Bon sang, mais c’est bien sûr… Nos chers pédagogues et conseillers en chambre savent mieux que quiconque ce qui convient à nos chers petits. Les gens de terrain, dont je suis, sont juste bons à modifier la forme, mais certainement pas à débattre du fond. Pourtant, c’est bien à ceux-ci qu’on remet « la patate chaude » par le biais des plans de pilotage organisés par le Pacte d’Excellence.
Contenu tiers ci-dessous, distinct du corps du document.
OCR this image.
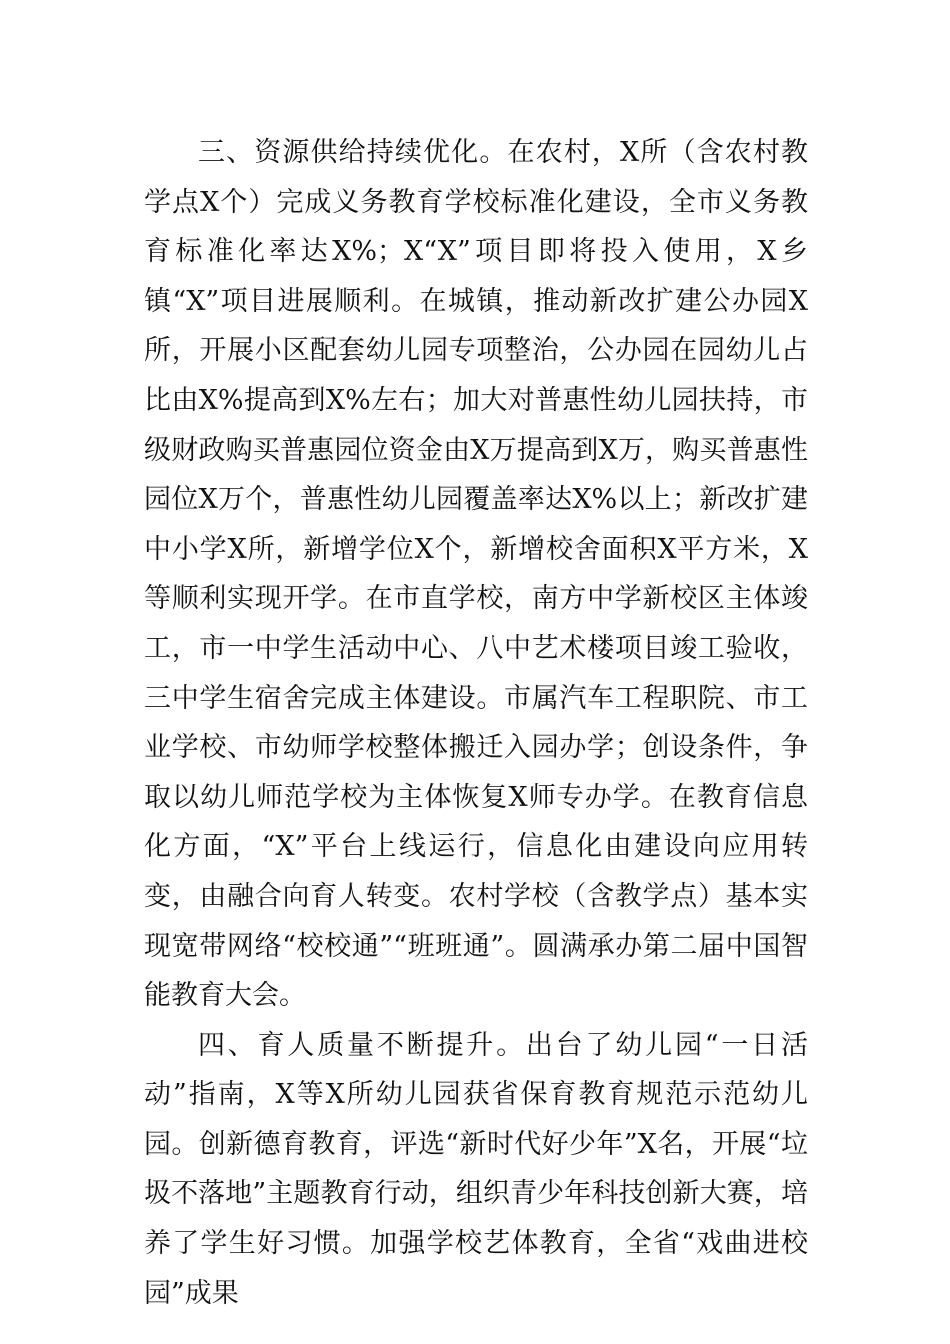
三、资源供给持续优化。在农村，X所（含农村教学点X个）完成义务教育学校标准化建设，全市义务教育标准化率达X%；X“X”项目即将投入使用，X乡镇“X”项目进展顺利。在城镇，推动新改扩建公办园X所，开展小区配套幼儿园专项整治，公办园在园幼儿占比由X%提高到X%左右；加大对普惠性幼儿园扶持，市级财政购买普惠园位资金由X万提高到X万，购买普惠性园位X万个，普惠性幼儿园覆盖率达X%以上；新改扩建中小学X所，新增学位X个，新增校舍面积X平方米，X等顺利实现开学。在市直学校，南方中学新校区主体竣工，市一中学生活动中心、八中艺术楼项目竣工验收，三中学生宿舍完成主体建设。市属汽车工程职院、市工业学校、市幼师学校整体搬迁入园办学；创设条件，争取以幼儿师范学校为主体恢复X师专办学。在教育信息化方面，“X”平台上线运行，信息化由建设向应用转变，由融合向育人转变。农村学校（含教学点）基本实现宽带网络“校校通”“班班通”。圆满承办第二届中国智能教育大会。

四、育人质量不断提升。出台了幼儿园“一日活动”指南，X等X所幼儿园获省保育教育规范示范幼儿园。创新德育教育，评选“新时代好少年”X名，开展“垃圾不落地”主题教育行动，组织青少年科技创新大赛，培养了学生好习惯。加强学校艺体教育，全省“戏曲进校园”成果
Aussi, j’affirme avec force que ce référentiel augmentera les inégalités et ne permettra pas aux enseignants de mieux comprendre ce qu’on attend d’eux. Pourquoi ? Voici les principaux éléments de réponse :

  1. La langue de l’enseignement, le français, donc, dans le système de la Fédération Wallonie-Bruxelles, est, une fois de plus, négligée. Aucun moyen supplémentaire n’est mis à la disposition des enseignants. Pourtant tout le monde s’accorde pour dire que la non-maitrise de la langue d’enseignement est la première source d’inégalité ! Savez-vous qu’il peut y avoir jusque 600 mots de différence entre deux enfants de 3 ans. Déjà, en 2010, Natacha Polony, dans le Figaro, soulevait cette problématique et notait plus de 1.000 mots de différence entre deux enfants de 6 ans.
  2. Les apprentissages psychomoteurs, sociaux, affectifs et cognitifs sont systématiquement dissociés. « Bien sûr, tout le monde sait que notre cerveau fonctionne indépendamment de notre coeur et que notre corps n’a pas besoin du cerveau pour fonctionner ! »
  3. Les forces, tant physiques qu’intellectuelles, qui préparent aux apprentissages cognitifs, ne sont que rarement sollicitées. Par exemple, l’écriture se prépare en assouplissant et en renforçant la force du poignet. Or, une écriture précoce crée des crispations de ce poignet qu’on retrouve, même, chez des enfants du secondaire. Il est nécessaire, donc, de proposer des activités qui libèrent les forces et les potentialités de la main. Il en va de même pour la créativité ou la capacité à penser par soi-même. Le référentiel n’aide pas à mettre en place des processus pour libérer ces forces.
  4. Le référentiel de maternel pousse l’enfant dans ses apprentissages cognitifs. Or, la pensée abstraite ne se met en place qu’après 6 ans. Certains parlent même de 7 ans. Pourquoi déjà pousser la performance alors qu’ils sont encore à l’âge du jeu et de l’expérimentation ?
  5. La place laissée à l’apprentissage des sons et des rythmes est dérisoire. L’éveil à la conscience phonologique est négligé.
  6. L’évaluation prévue en maternelle est préjudiciable à l’estime de soi, puisque le référentiel indique, déjà, des manières d’évaluer. Pourquoi, alors, introduire cette notion de réussite ou d’échec si tôt… (Pacte d’Excellence oblige !!!)
  7. L’organisation hermétique des classes de maternelles ne laisse aucune possibilité de revenir en arrière ou d’aller plus vite. Or un enfant évolue par palier et non par âge. Il est donc illusoire de vouloir mettre tous les enfants d’un même âge dans une même classe. On ne pourra que constater des différences qui stigmatiseront les plus faibles, qui devront faire l’objet d’une remédiation… Et voilà le carrousel des remédiations et autres solutions qui ont montré toute leur inefficacité jusqu’à présent. Pourquoi ne pas laisser nos petits grandir à leur rythme ?
  8. Enfin, il y a peu de moyens supplémentaires prévus alors que l’onconstate que le public est de plus en plus hétérogène, que les carences de l’éducation familiale sont de plus en plus grandes et que les missions de l’école s’élargissent de plus en plus.
  9. Les fonctions exécutives manquent, également, cruellement dans ce référentiel, telles que la maîtrise de soi, l’autodiscipline, la capacité à tenir un raisonnement cohérent, la créativité et la flexibilité mentale.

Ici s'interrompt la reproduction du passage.